The US state department's special representative on North Korean policy flew to the region yesterday to have talks with some members of the so-called "six-party talks", whose negotiations on disarmament have been stalled for almost two years. Stephen Bosworth arrived in the South Korean capital, Seoul, to meet Kim Sung Hwan, the country's Foreign Minister.

As well as North and South Korea and the US, the group of six includes Japan, Russia and North Korea's main diplomatic backer, China.

The Stanford University professor Siegfried Hecker, a veteran nuclear scientist and former director of the US Los Alamos Nuclear Laboratory, was on a visit to Yongbyon two weeks ago when officials called him to see a secretly and rapidly built new enrichment facility. "Instead of seeing a few small cascades of centrifuges, which I believed to exist in North Korea, we saw a modern, clean centrifuge plant of more than a thousand centrifuges, all neatly aligned and plumbed below us," he wrote in a report.

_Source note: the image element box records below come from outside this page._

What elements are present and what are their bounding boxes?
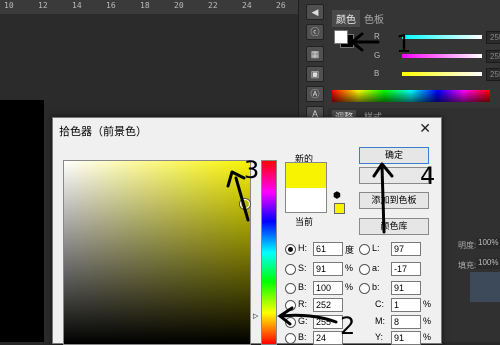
annotation-arrow-2 <box>278 306 338 326</box>
annotation-number-1: 1 <box>396 30 411 58</box>
annotation-arrow-4 <box>372 162 394 234</box>
annotation-number-2: 2 <box>340 312 355 340</box>
hand-drawn-annotations: 1 3 4 2 <box>226 30 435 340</box>
annotation-number-4: 4 <box>420 162 435 190</box>
annotation-arrow-1 <box>350 32 380 52</box>
annotation-number-3: 3 <box>244 156 259 184</box>
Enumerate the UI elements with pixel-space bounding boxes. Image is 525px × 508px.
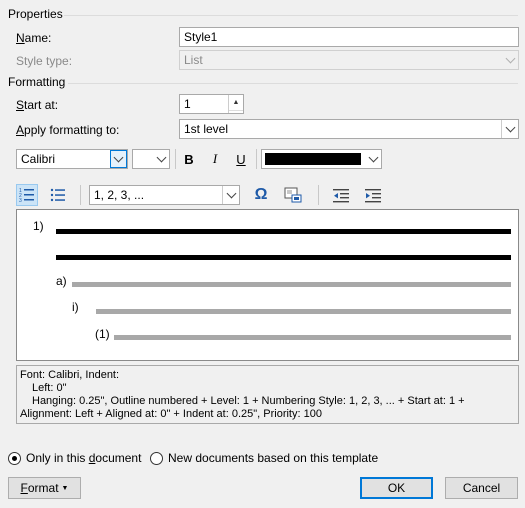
svg-text:3: 3 — [19, 198, 22, 203]
font-color-swatch — [265, 153, 361, 165]
font-name-select[interactable]: Calibri — [16, 149, 128, 169]
apply-formatting-dropdown-button[interactable] — [501, 120, 518, 138]
preview-level3-label: i) — [72, 300, 79, 314]
only-in-document-option[interactable]: Only in this document — [8, 451, 141, 465]
toolbar-separator — [175, 149, 176, 169]
number-style-select[interactable]: 1, 2, 3, ... — [89, 185, 240, 205]
chevron-down-icon — [505, 122, 515, 132]
font-name-dropdown-button[interactable] — [110, 150, 127, 168]
bulleted-list-icon — [50, 188, 65, 202]
numbered-list-icon: 1 2 3 — [19, 188, 34, 203]
chevron-down-icon — [156, 152, 166, 162]
chevron-down-icon — [368, 152, 378, 162]
properties-section-title: Properties — [8, 7, 63, 21]
start-at-spin-buttons[interactable]: ▲ ▼ — [228, 95, 243, 113]
format-button-label: Format — [20, 481, 59, 495]
decrease-indent-icon — [333, 189, 349, 203]
toolbar-separator — [80, 185, 81, 205]
style-type-value: List — [184, 53, 203, 67]
new-documents-option[interactable]: New documents based on this template — [150, 451, 378, 465]
formatting-divider — [68, 83, 518, 84]
preview-level1-label: 1) — [33, 219, 44, 233]
name-label: Name: — [16, 31, 52, 45]
preview-level3-line — [96, 309, 511, 314]
number-style-dropdown-button[interactable] — [222, 186, 239, 204]
bullets-button[interactable] — [47, 185, 69, 205]
only-in-document-radio[interactable] — [8, 451, 21, 465]
start-at-label: Start at: — [16, 98, 59, 112]
preview-level2-line — [72, 282, 511, 287]
preview-level2-label: a) — [56, 274, 67, 288]
increase-indent-button[interactable] — [362, 185, 384, 205]
description-line: Hanging: 0.25", Outline numbered + Level… — [32, 395, 465, 407]
font-size-dropdown-button[interactable] — [152, 150, 169, 168]
description-line: Font: Calibri, Indent: — [20, 369, 120, 381]
ok-button[interactable]: OK — [360, 477, 433, 499]
start-at-spinner[interactable]: 1 ▲ ▼ — [179, 94, 244, 114]
numbering-button[interactable]: 1 2 3 — [16, 184, 38, 206]
style-type-select: List — [179, 50, 519, 70]
font-color-dropdown-button[interactable] — [364, 150, 381, 168]
font-size-select[interactable] — [132, 149, 170, 169]
description-line: Left: 0" — [32, 382, 67, 394]
spin-up-icon[interactable]: ▲ — [229, 95, 243, 111]
preview-level1-line — [56, 255, 511, 260]
spin-down-icon[interactable]: ▼ — [229, 111, 243, 113]
font-color-select[interactable] — [261, 149, 382, 169]
style-type-dropdown-button — [501, 51, 518, 69]
italic-button[interactable]: I — [206, 149, 224, 169]
new-documents-radio[interactable] — [150, 451, 163, 465]
name-field[interactable]: Style1 — [179, 27, 519, 47]
apply-formatting-select[interactable]: 1st level — [179, 119, 519, 139]
only-in-document-label: Only in this document — [26, 451, 142, 465]
insert-symbol-button[interactable]: Ω — [250, 185, 272, 205]
increase-indent-icon — [365, 189, 381, 203]
dropdown-arrow-icon: ▼ — [61, 484, 69, 492]
chevron-down-icon — [113, 152, 124, 162]
formatting-section-title: Formatting — [8, 75, 66, 89]
chevron-down-icon — [505, 53, 515, 63]
description-line: Alignment: Left + Aligned at: 0" + Inden… — [20, 408, 322, 420]
bold-button[interactable]: B — [180, 149, 198, 169]
format-button[interactable]: Format ▼ — [8, 477, 81, 499]
font-name-value: Calibri — [21, 152, 56, 166]
properties-divider — [64, 15, 518, 16]
list-preview: 1) a) i) (1) — [16, 209, 519, 361]
picture-bullet-icon — [284, 187, 302, 203]
decrease-indent-button[interactable] — [330, 185, 352, 205]
style-description: Font: Calibri, Indent: Left: 0" Hanging:… — [16, 365, 519, 424]
cancel-button[interactable]: Cancel — [445, 477, 518, 499]
number-style-value: 1, 2, 3, ... — [94, 188, 145, 202]
chevron-down-icon — [226, 188, 236, 198]
insert-picture-button[interactable] — [282, 185, 304, 205]
preview-level4-line — [114, 335, 511, 340]
toolbar-separator — [318, 185, 319, 205]
underline-button[interactable]: U — [232, 149, 250, 169]
toolbar-separator — [256, 149, 257, 169]
apply-formatting-value: 1st level — [184, 122, 229, 136]
new-documents-label: New documents based on this template — [168, 451, 379, 465]
start-at-value: 1 — [184, 97, 191, 111]
style-type-label: Style type: — [16, 54, 73, 68]
preview-level4-label: (1) — [95, 327, 110, 341]
apply-formatting-label: Apply formatting to: — [16, 123, 120, 137]
preview-level1-line — [56, 229, 511, 234]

He described the control room as "astonishingly modern" and on a par with "any modern American processing facility". Construction of the centrifuges began only in April 2009, the scientist was told. When international weapons inspectors were expelled from the country last year the plant did not exist.

North Korea has built a small number of nuclear weapons from plutonium but enriched uranium can be used for more powerful bombs.

Many questions are still unanswered about North Korea's nuclear programme, Professor Hecker wrote, including whether the North is really only pursuing nuclear electricity; how it got such sophisticated centrifuge technology; and why it is revealing the facilities now. "One thing is certain," he said. "These revelations will cause a political firestorm."

Kim Jong-Il, North Korea's leader, is "predictable in his unpredictability", the US chairman of the joint chiefs of staff, Admiral Mike Mullen, said in response to the latest disclosures. "It's North Korea continuing on a path which is destabilising for the region," he told CNN's State of the Nation. "It confirms or validates the concern we've had for years about their enriching uranium. All of this is consistent with belligerent behaviour."

The apparent sophistication of the facilities shown to Professor Hecker caused alarm in Washington. Its disclosure comes on the heels of new satellite photography which suggested that North Korea is making good on its promise last year to restore its Yongbyon reactor for making weapons-grade plutonium.